Author Response File: Author Response.pdf
Round 2
Reviewer 1 Report
Comments and Suggestions for AuthorsThe contact email in Data Availability Statement is "[email address]", and no actual contact
information was provided.
Author Response
Please see the attachment.
Author Response File: Author Response.pdf
Reviewer 2 Report
Comments and Suggestions for Authors
1) After introduction mention their atlest 4 contributions of this paper in the form of bullets.
2) The must include a seprate section for the related work and discuss all the previous SOTA models on the same problem.
3) Before the proposed architecture they must include a comaprison table that should mention strengths and weaknesses of the previous methods as well as proposed method.
4) Include the ablation study to understand the effectiveness of the proposed blocks in the selected U-Net architecture.

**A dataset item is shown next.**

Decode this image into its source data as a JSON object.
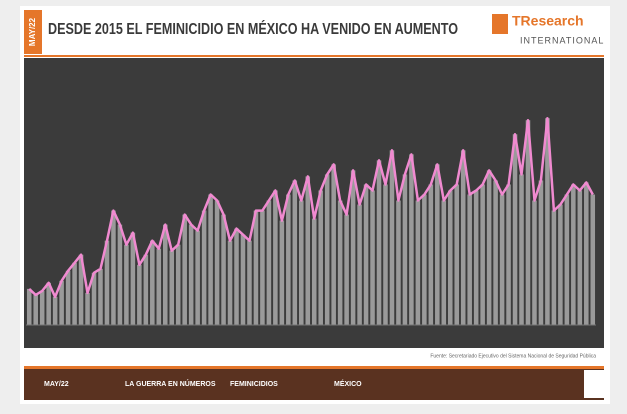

5) Include some good and bad cases of segmention results to understand the effectiveness of the proposed method.
Assign separate colors for the FP (red) and FN (green) pixels in the selected good and bad cases of segmentation in cell nuclei and retinal vessels.
Author Response
Please see the attachment.
Author Response File: Author Response.pdf
Reviewer 3 Report
Comments and Suggestions for AuthorsThe majority of my comments are addressed. I just want the authors to cross-check the formatting. Especially after full stop make sure there is a space like,
'strong performance in medical image segmentation asks.With the continuous development' this should have a space before 'With'
Author Response
Please see the attachment.
Author Response File: Author Response.pdf
Round 3
Reviewer 2 Report
Comments and Suggestions for AuthorsMost of my comments are addressed. I recommend acceptance of this article.